It could very well be that the Dept. of the Interior is actually very happy that cattle ranchers and wild horse advocates are pointing fingers at each other. With all the controversy going on, it would be much easier to remove wild horses, reduce the land alloted to cattle – all so Big Oil can do more fracking. Our government makes millions from these permits. And politicians campaign budgets are lined with Big Oil money. Water needed to frack oil from the ground would come from the surrounding region – water used by cattle ranchers and wild horses mind you. And it takes a great deal of water to frack and the full range of environmental concerns are only just now being understood. Do we want to kill off our wild horses, create worse drought conditions – all so Big Oil can make more money? ~ HfH
From: Elko Daily Free Press
By: Sarah Sweetwater
With varying allotments budgeted by BLM, I have grave concerns during these drought times for BLM’ s priorities. Are our permitted grazing allotments being tagged as potential oil exploration allotments? Is BLM seeing $$$ signs for the oil and gas competitive lease sales? Currently competitive BLM lease sales numbered 44 parcels in Elko County and 102 parcels or 174,021.36 acres in Battle Mountain.
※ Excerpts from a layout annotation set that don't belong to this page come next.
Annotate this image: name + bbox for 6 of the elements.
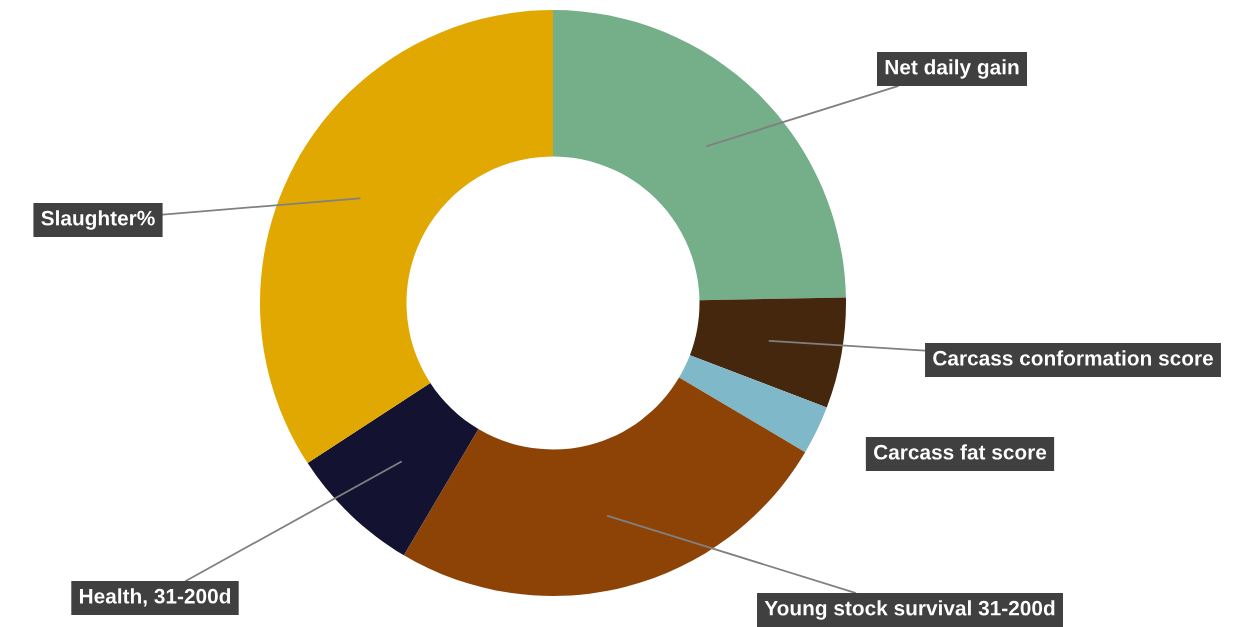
slice-label: Young stock survival 31-200d <box>764 600 1055 620</box>
slice-label: Carcass conformation score <box>933 350 1213 366</box>
slice-label: Carcass fat score <box>874 444 1047 460</box>
slice-label: Health, 31-200d <box>79 588 231 607</box>
slice-label: Net daily gain <box>885 59 1019 79</box>
slice-label: Slaughter% <box>41 210 155 230</box>
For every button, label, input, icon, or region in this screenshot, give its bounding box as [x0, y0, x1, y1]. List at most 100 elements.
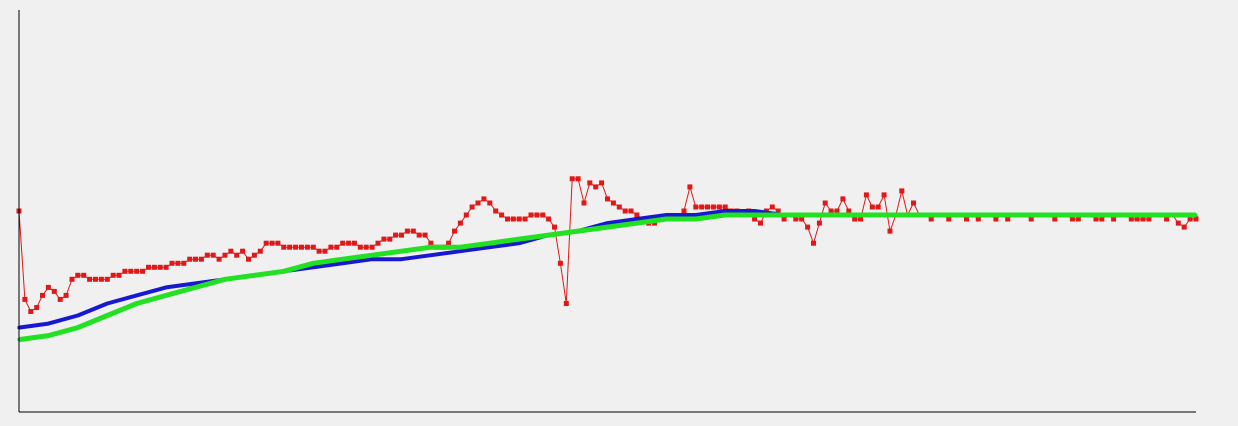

How many oil exploration allotments will compromise current grazing allotments and natural habitat for sage grouse?
From Sunset Magazine, April 2014: “In the Monterrey Shale assessment, the BLM auctioned their mineral rights to Vintage Production California, a subsidiary of Occidental Petroleum.” There is not enough water for the ranchers or the wine growers in the area so where is their priority of water placed?
Since quantities of water are needed for both grazing allotments and oil exploration allotments, I wonder if pushing cattle off allotments clears the way for better lease sales to oil companies who will need large quantities of water? They certainly are not going to fence the grazing allotments to keep cattle off their roads. I am told that there is multiple use for our federal lands and that grazing and oil exploration can happen side by side. Sure they can if there is enough water for both and the oil trucks won’ t run down the cattle.
I was told that the oil company would drill their own well. Yes, and how far down will that draw the water table and springs in the area? They couldn’t tell me how many gallons of water they would require. We need information for a better understanding of the risks involved in fracking. Will our sage grouse habitat be compromised by the installation of drilling pads and heavy traffic of the oil trucks? A well pad of 4.7 acres will be cleared and graveled and approximately 30 acres will be required for roads.
Flying out of Texas recently I photographed a disturbing site of pocked-marked landscape around Ft Worth, Texas. This was once lush and green with stands of trees and grassland for the quarter horses. Acres of graveled oil pads were close to housing and more disturbing, next to the schools.
In December the U.S. Environmental Protection Agency released a report of dangerous levels of carcinogenic benzene and explosive methane in the drinking water of the area near Fort Worth. Vegetation was removed, soil exposed, plants and animals displaced, wildlife and migration corridors were interrupted. These drilled wells in earthquake regions are even more susceptible to seismic problems.